Assumption about elements of the empty set Is there any axiom or theorem of any part of math/logic that states the fact:

"Every assumption about the elements of the empty set is true."

?
If no, can you imagine why it is not true?
 A: If you mean statements of the form
$x\in\emptyset \Rightarrow P(x)$, 
then they are always true. (Since implication is true whenever antecedent is false.)
A: I have no idea whether any such theorem exists to be honest, but here is my thinking regarding it. 

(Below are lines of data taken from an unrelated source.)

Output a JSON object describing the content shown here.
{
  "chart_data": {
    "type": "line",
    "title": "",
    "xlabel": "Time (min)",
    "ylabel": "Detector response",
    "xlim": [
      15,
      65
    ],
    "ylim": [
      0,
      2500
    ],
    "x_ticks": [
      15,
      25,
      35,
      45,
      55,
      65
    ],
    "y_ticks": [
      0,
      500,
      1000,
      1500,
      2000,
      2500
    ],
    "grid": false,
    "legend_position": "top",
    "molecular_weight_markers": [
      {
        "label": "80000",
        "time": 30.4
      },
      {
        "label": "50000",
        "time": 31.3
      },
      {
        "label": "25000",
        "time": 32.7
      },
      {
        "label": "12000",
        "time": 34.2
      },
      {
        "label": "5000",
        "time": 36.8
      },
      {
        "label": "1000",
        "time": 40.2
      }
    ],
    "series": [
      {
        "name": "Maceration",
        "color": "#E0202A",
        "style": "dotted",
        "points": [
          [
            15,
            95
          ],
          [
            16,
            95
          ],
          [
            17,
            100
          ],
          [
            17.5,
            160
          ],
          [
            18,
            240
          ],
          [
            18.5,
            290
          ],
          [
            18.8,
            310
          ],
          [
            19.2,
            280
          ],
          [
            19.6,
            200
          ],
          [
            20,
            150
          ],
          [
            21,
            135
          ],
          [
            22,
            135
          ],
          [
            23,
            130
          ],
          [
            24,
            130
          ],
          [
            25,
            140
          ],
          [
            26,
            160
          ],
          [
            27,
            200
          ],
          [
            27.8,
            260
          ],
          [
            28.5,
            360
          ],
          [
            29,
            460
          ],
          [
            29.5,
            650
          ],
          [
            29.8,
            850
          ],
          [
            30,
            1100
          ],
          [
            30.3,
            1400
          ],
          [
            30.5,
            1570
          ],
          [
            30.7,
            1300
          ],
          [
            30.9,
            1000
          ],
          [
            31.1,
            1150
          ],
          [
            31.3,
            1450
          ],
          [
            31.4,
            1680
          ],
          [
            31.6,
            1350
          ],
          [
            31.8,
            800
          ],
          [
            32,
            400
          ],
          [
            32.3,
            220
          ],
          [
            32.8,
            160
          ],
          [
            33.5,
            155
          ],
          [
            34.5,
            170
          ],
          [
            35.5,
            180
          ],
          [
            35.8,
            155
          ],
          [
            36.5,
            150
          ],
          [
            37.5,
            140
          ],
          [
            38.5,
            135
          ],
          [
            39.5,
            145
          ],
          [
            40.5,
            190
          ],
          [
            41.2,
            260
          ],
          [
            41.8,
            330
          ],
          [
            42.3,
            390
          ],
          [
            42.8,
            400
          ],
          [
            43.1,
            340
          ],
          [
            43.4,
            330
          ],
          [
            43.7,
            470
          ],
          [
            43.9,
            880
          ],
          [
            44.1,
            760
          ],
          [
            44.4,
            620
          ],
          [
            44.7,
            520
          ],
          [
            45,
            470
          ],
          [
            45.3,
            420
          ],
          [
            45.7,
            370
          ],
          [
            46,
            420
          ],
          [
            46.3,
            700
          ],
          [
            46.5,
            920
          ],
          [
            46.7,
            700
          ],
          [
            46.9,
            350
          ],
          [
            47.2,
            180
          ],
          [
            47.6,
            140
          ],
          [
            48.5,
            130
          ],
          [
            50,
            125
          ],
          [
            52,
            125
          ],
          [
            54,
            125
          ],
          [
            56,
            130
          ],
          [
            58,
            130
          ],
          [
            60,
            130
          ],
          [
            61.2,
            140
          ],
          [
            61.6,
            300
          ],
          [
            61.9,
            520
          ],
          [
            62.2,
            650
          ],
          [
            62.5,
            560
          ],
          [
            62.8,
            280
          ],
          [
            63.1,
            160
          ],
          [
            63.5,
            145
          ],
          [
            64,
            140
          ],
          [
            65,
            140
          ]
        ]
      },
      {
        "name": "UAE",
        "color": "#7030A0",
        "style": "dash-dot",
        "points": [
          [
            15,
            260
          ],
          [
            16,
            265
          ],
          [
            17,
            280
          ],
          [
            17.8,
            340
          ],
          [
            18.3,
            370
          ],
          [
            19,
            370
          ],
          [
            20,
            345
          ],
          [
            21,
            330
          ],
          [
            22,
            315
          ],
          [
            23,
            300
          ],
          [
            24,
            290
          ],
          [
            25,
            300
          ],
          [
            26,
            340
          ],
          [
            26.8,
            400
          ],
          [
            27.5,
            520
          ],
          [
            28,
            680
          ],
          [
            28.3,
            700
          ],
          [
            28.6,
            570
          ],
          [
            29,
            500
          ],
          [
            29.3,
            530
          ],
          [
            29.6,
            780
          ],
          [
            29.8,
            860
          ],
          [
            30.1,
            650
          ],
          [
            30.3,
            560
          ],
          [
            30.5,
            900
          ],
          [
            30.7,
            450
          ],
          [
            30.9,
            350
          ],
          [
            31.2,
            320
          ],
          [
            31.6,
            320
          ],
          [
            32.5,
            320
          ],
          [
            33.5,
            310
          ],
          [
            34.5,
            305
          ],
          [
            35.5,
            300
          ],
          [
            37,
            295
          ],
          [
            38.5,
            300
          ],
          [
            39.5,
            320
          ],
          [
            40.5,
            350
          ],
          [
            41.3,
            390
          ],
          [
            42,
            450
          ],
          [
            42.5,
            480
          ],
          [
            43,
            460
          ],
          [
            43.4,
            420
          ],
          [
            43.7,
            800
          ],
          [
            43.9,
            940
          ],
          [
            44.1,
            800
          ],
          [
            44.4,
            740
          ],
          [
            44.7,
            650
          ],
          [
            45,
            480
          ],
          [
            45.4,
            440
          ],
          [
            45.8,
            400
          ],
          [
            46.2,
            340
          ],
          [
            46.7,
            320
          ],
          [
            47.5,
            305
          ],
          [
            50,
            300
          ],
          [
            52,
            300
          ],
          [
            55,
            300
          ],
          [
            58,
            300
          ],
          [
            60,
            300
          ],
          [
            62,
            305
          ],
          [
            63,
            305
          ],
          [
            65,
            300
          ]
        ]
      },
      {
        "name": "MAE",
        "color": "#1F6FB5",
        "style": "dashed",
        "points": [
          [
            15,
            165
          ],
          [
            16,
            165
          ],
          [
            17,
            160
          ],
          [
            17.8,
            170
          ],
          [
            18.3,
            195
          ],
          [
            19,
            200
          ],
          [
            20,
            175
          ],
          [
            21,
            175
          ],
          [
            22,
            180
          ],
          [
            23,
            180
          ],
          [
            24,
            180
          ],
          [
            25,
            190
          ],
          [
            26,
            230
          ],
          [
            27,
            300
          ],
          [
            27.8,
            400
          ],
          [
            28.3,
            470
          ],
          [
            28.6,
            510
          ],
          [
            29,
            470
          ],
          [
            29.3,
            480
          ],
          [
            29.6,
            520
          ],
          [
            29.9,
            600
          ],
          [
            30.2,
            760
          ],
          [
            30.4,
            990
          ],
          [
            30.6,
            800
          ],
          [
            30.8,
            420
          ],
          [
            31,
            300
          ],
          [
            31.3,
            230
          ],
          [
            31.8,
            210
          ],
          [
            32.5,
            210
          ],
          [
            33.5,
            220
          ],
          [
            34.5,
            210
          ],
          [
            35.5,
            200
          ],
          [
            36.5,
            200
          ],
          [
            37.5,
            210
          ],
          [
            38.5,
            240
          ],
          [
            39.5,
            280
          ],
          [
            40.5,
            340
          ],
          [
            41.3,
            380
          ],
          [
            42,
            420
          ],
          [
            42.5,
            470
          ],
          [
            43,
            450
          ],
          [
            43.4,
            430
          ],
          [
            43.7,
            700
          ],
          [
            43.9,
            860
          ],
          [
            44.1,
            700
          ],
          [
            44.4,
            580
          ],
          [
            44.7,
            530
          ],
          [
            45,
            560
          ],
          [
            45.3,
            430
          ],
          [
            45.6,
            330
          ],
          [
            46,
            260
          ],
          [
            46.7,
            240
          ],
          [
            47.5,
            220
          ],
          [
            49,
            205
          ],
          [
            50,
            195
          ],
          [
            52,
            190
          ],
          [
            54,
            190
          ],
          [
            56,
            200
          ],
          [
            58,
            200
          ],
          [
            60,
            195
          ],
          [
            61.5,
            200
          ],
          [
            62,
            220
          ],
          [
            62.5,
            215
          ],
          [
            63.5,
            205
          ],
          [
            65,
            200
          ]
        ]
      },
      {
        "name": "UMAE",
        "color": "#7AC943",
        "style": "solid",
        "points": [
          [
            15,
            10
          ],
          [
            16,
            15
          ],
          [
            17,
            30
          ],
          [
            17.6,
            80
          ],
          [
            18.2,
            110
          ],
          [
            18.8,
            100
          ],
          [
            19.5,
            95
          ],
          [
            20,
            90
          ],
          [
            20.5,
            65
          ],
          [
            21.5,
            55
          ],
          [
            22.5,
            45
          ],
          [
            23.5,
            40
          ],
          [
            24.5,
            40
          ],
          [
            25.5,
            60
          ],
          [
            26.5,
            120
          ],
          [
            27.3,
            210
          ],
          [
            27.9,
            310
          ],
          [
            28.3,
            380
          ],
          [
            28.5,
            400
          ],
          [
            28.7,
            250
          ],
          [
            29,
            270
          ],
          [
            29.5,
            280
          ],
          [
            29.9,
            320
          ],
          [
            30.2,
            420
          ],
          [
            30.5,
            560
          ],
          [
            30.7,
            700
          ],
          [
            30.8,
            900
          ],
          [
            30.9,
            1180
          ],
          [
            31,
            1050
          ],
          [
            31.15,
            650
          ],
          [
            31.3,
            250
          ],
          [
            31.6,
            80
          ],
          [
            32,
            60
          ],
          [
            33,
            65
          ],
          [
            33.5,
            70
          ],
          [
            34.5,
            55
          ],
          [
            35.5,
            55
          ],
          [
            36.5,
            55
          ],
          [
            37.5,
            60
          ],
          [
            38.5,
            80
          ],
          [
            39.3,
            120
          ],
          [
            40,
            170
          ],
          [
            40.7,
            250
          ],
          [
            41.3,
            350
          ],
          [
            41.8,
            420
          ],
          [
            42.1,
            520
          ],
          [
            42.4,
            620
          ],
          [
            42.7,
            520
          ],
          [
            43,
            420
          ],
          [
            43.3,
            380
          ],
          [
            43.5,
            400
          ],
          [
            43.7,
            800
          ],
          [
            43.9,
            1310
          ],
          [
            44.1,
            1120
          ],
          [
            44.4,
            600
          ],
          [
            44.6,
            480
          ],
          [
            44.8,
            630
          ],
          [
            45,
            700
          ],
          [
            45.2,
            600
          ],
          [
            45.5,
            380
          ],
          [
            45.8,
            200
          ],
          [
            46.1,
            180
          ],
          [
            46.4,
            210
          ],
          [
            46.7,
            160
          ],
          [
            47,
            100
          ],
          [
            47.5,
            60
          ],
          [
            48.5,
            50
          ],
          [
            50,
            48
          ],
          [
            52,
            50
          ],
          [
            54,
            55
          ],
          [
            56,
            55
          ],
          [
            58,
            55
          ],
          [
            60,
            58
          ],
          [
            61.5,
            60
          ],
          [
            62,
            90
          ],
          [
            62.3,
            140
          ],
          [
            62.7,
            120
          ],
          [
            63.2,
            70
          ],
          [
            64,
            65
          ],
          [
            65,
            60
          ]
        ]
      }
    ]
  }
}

Let's try to switch from a moment, from talking about elements of the empty set, to talking about the famous current king of America (no, not the president, the king). You've never heard of him? Oh well, let me tell you somethings about him. He have ruled America for over 2000 years, and he's the wisest person there is, and he's around 2 meters tall, with dark hair. Now, are these true statements? I mean, the king of America doesn't exist, so what truth value can we ascribe to these statements? This relates to definite description, a concept in logic. Bertrand Russell wondered whether such statements are true, false or simply without meaning. My personal opinion on the matter is that these statements don't have a truth value, they're just meaningless statements. 
Now, for elements of the empty set, I think something similar applies. If you say that every element of the empty set has property X, then, I believe it is meaningless.
A: The correct statement is that every universal statement about the elements of the empty set is true; this is known as vacuous truth. (One might say that universal statements are "true until proven false." Alternately, the negation of every universal statement is an existential statement, and they should all be false for the empty set, so every universal statement should be true for the empty set.)